10am: Time for morning tea! Before I go, I update post-op neurosurgery observations and complete another set of vital signs and neurological assessments my patient. She is doing well.  

11am: The medical imaging team wants to arrange an MRI scan around my patient’s feed time so they can swaddle her after and settle her to sleep for the scan. I arrange a time of 4.30pm and talk to Mum to make sure we take her afternoon feed with us and can push her afternoon nap back so she can sleep throughout the scan.  

12pm: Midday vital signs and neurological assessments are being completed. The patient has responded to her pain relief and is much more comfortable. Her head dressing is still clean and dry which is good. She’s tolerating her formula and having some puree, so I make sure to update my fluid balance accordingly. Her intravenous therapy has been cleared to stop and the pain management team have said she can come off her pain relief infusions!  

1.30pm: Lunch time! The patient is doing well, and Mum is happy with her progress. She has some visitors, and her pain is under control. I let my team know her current plan in case she may need anything while I’m gone. 

2:30pm: The occupational therapists and physiotherapists have come around to assess the patient and make sure she is recovering. They check in with me, and upon assessment clear her! The patient’s documentation is up to date and her fluid balance has been maintained.  

4pm: I check her vital signs and her neurological assessment. Mum has raised concern that she is more irritable and upset. Upon assessment, she’s showing signs of pain. I speak to Mum, and we agree that I will get her some more pain medication which she can have every four hours if she is in pain.  

4.30pm: MRI time! I take Mum and the patient downstairs to medical imaging where we will settle her to sleep for her scan. The scan is scheduled to take 45 minutes. She has responded to her pain relief and is happily taking her formula feed. Mum swaddles her and gets her to sleep. She is taken to the scanner where she is put in the correct position. Once settled, Mum heads upstairs to wait for her scan to be finished but I will stay with her to make sure everything is fine.   

4.45pm: While she is in her scan, I take the time to update all documents, charts, fluid balance and write a progress note to outline how her day has gone and what things we have done for the day.
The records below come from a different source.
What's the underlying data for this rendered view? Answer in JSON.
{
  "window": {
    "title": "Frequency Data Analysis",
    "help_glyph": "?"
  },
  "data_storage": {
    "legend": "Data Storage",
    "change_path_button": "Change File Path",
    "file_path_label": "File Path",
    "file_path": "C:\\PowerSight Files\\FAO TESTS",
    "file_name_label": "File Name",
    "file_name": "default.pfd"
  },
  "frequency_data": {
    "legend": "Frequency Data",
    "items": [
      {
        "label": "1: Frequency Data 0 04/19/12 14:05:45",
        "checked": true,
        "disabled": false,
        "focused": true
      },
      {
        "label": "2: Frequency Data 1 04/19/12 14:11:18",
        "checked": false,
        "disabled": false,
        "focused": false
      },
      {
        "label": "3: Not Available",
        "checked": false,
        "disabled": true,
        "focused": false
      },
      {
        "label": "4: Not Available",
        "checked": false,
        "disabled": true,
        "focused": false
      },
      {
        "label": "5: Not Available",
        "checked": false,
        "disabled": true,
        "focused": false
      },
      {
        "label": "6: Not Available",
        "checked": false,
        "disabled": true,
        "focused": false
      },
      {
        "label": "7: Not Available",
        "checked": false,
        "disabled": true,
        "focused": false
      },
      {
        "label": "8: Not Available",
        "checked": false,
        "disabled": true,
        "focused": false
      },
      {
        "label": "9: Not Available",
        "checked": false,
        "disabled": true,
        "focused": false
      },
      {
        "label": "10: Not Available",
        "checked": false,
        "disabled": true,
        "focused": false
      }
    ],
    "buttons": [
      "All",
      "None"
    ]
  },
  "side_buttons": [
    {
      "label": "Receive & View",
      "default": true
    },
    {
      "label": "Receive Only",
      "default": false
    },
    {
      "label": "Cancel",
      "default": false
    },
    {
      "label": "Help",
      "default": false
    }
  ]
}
The scan is going well. 

5.15pm: Her scan is done! She is still asleep so I take her back upstairs to Mum to give her the good news and settle the patient in her cot so she can finish her nap. The Neurosurgery team will be notified that the scan is done and wait for the results to come through. Results will be relayed to Mum the following day, usually in the morning when the team come around and assess her progress.  

6pm: The patient is awake, hungry, and enjoying apple and pear puree. I finalise her documentation for the day and finish off her notes so that her chart is up to date ahead of handover. 

7pm: The nightshift nurse has started so we handover at the patient’s bedside, Mum reports she is happy with her progress and discusses a plan for overnight.  

7.30pm: Home time. I say goodbye to my patient and Mum and leave the hospital, pleased with how the day went.